The “shutdown” and the blame game: this is not a “Trump shutdown”, nor a “Schumer shutdown”. It is a bipartisan debacle for show and ego. The same is true for each of these multiple episodes since I started public service as a Federal student employee in Dec. 1985. Been there, done that, seen ‘em all.
Stand outside the partisan mud slinging. Reject memes and ignore posts that assume only one side is at fault, amidst the actual refusal of both sides to compromise and reach a deal. They’re all lies.
As someone who voted for neither of the egomaniacal, corrupt criminals who headed the major-party presidential tickets, I can offer a perspective of independent thought, free from the ideological shackles of the D and R loyalist lemmings parroting their party lines on this.

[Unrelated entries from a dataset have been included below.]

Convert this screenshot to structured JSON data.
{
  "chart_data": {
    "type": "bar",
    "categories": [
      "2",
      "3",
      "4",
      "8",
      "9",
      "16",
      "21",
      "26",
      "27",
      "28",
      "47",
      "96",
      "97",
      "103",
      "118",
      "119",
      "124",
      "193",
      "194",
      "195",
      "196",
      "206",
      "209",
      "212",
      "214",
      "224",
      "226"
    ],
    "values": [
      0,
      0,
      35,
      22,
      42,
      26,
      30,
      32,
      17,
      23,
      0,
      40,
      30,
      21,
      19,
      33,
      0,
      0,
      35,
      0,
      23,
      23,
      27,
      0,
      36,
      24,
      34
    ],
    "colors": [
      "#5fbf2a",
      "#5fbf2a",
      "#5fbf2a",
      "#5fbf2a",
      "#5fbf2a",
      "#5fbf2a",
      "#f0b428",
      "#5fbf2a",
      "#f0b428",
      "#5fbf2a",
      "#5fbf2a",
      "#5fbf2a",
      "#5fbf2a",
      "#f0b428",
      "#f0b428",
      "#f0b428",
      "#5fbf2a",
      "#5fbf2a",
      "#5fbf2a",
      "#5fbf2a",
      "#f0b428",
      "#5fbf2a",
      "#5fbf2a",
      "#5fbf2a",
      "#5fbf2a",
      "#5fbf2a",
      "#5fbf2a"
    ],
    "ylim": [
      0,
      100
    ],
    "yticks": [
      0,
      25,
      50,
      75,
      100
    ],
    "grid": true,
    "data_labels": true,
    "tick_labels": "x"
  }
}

As such, I clearly see how each side is guilty of failure to compromise here, in order to save face and pander to their bases. This is nothing new, and a common denominator to all of these “shutdowns” under presidents of both parties, going back decades.

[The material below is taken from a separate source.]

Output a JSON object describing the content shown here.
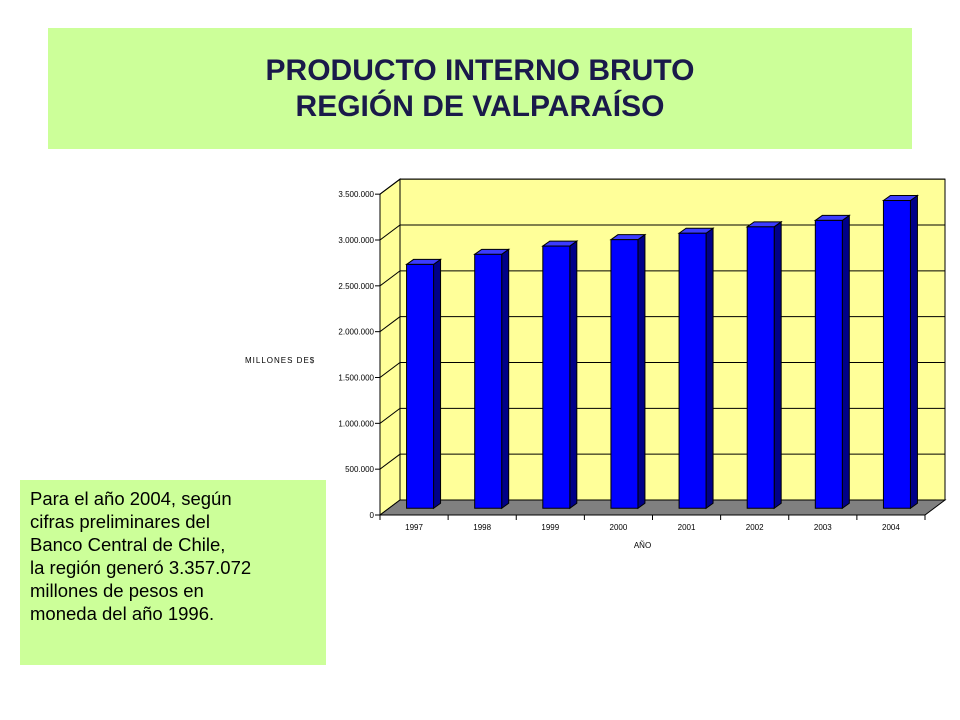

It’s disgraceful, this time and every time. Federal employees with bills to pay are the pawns. Fortunately I have many months of savings for just such a contingency and will hunker down and wait it out. However, others (especially new and young talent, or those otherwise with low reserves, whether their fault or not) do not. Same goes for contractors who are simply laid off during all this.
Speaking as a member of the NWSEO, I can attest that the young talent and contractors are the ones my life-saving storm-alerting agency will sacrifice to other jobs and professions if this drags on much longer. It’s local businesses in areas with lots of federal employees (especially outside DC) who likewise suffer. Shameful. Whatever sides you take, remember this.
Speaking for me, yes, in a Libertarian sense I favor smaller, leaner, tightly focused federal government in keeping with the literal words of the Constitution, which can be done smartly and humanely over time. This episode is neither smart nor focused nor humane. It’s just moronic.
I’m not interested in entertaining sick-out ideas or other such foolishness. I forecast severe storms in my unnamed agency out of a passion for what I do—serve the tax-paying public, and more specifically, serving the Lord by serving the public. Even if “because reasons”, sick-outs nonetheless are selfish in that they burden the rest of the shift crew with filling in behind you, also on IOU basis. How is that “empathetic” to your unpaid fill-ins?
Devotion to duty doesn’t pay the bills, that’s true. I know that. Neither does leaving your better-prepared and/or more-devoted co-workers with shift slack to fill, and potentially worse storm-warning service to the public. That’s dishonest for one (you’re not sick), and for two, wholly antithetical to the ideal of service above self. If you are a fellow employee thinking that way, stop it. I want no part of that poison. And I won’t blame future managers for taking notes on who is doing it, and hiring/promoting accordingly. Employers rightly want people who are dependable and trustworthy, even in hard times.
I also am not the least interested in any whining about how the “other side” of yours is to blame on this issue, so don’t bother. I have no scruples about wielding the delete button in comments too, and fully expect to, given the proclivities of many I know to
- Reflexively blame others, or
- Lazily and mindlessly cry “whatboutism” to every opinion not blaming entirely the other side.
The brutally honest truth, like it or not, is that idiots on both sides are to blame. This was preventable. And now a lot of innocent Federal employees aren’t getting paid as bills mount.
On my Facebook feed, I posted about this and had to remove several comments (after making such a rule that I would) for being unproductively hyperpartisan. I predicted it, I warned the readers it would happen, yet some could not resist spouting their one-sided party lines. See, that is such a big part of the problem, in the electorate as well as inside the beltway: failure to think outside that party-line herd mentality!
To illustrate my point that this problem of “shutdowns” crosses party lines, and has for decades, since the ridiculously shortsighted section of the Congressional Budget Act of 1974 that enabled these debacles. I have documented 21 of them since they began (Ford Administration). I tabulated the party of the President (P), majority Senate (S) and majority House (H). Presented here is the tabulation of shutdowns by PSH composition:
RRD: 8
DDD: 5
RDD: 3
DRR: 2
RRR: 2
DDR: 1
Now you shall witness the tabulation of “shutdowns” another way, by each party of P, then S, then H:
RP: 13
DP: 8
RS: 12
DS: 9
RH: 5
DH: 16
Of course, you can have your own opinions, but not your own facts. The facts are what they are. Factually, it is obvious, and absolutely indisputable, that shutdowns are a bipartisan problem. If you still think otherwise after seeing the above tabulations, you are immune to facts and reason, and I urge you to read other material elsewhere.
What to do about it is a matter of opinion. Mine is to force these petulant little mental children to behave, since they refuse to do so on their own, by means of a Balanced Budget Amendment to the Constitution. That has two beautiful benefits. It ends these shutdowns forevermore and draws down our crisis-level (and exploding under both parties’ latest President) national debt.